People are able to survive in low and rigid temperatures due to the body's regulation of heat. In mammals, the body burns fat in order to created heat during the wintertime. By burning fat efficiently, the body not only remains warm, it also prevents obesity and other diseases, such as diabetes. Despite already knowing the dynamics behind how the body burns fat, researchers evaluated the three specific fat cells that are involved and found that one of them appears to burn fat a lot slower once temperatures drop.
The three fat cells that are responsible for heat regulation by burning fat are white, beige and brown cells. All cells are regulated by the brain, which tells them when to break down. In this study, conducted by a Harvard Medical School research team with lead investigator, Bruce Spiegelman, they found that brown cells specifically break down slower in colder temperature where as white and beige cells continue to break down independently of the brain chemicals.

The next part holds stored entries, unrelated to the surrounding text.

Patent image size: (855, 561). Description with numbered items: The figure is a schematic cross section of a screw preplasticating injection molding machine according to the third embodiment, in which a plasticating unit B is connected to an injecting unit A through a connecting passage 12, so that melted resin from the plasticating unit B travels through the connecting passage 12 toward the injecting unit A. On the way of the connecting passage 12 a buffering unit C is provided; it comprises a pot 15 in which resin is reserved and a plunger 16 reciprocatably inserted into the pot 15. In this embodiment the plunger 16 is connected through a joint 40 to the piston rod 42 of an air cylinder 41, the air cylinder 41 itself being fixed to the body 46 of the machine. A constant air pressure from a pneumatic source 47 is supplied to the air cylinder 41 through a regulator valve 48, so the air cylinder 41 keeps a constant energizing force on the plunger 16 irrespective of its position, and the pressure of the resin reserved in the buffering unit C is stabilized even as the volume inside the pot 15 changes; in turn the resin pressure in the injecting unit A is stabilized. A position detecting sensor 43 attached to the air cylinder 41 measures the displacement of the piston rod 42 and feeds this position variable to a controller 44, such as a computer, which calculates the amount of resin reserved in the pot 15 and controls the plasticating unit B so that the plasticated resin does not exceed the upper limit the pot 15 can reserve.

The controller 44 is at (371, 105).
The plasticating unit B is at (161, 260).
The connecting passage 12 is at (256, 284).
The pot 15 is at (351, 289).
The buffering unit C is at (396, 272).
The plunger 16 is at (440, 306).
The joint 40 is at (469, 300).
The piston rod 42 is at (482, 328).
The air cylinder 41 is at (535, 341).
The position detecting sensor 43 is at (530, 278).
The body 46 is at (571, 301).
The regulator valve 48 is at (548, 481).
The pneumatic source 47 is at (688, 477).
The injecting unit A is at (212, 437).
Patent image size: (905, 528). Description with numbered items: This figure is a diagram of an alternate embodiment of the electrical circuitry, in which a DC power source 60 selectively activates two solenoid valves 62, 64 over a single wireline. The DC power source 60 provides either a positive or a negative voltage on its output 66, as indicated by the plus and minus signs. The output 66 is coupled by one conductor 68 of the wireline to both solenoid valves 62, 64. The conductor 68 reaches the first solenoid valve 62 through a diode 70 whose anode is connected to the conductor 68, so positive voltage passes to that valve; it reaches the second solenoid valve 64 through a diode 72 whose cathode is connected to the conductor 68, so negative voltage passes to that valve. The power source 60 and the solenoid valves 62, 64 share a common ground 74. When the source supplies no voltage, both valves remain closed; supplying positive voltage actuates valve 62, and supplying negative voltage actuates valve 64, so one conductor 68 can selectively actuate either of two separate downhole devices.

The researchers studied these fat cells by placing mice that were bred without beta-adrenergic receptors in 10 degrees Celsius or 50 degrees Fahrenheit for 20 hours. These receptors are responsible for attaching to norepinephrine that is released by the sympathetic nervous system in response to the cold. This neurological response triggers the fat cells to regulate heat. The researchers compared the fat cells' response to a control group of mice and found that the brown fat cells' gene expression for thermogenesis, which is the process of heat production, was a lot lower in the experimental group. White and beige fat cells, however, increased their gene expressions, suggesting that they react independently of the brain and were not affected by the cold.
To test this once more, the researchers used in vitro fat cells and exposed them to temperatures between 27 and 33 degrees Celsius (80-91 degrees Fahrenheit) for four hours. Once again the researchers found that white and beige cells did not need norepinephrine to regulate heat. The researchers believe that this finding could help with future research evaluating the risk of obesity. When fat cells do not break down due to the cold, the risk of obesity during the wintertime could increase. Based from that understanding, new treatments could potentially help with controlling obesity.
The study was published in the Proceedings of the National Academy of Sciences.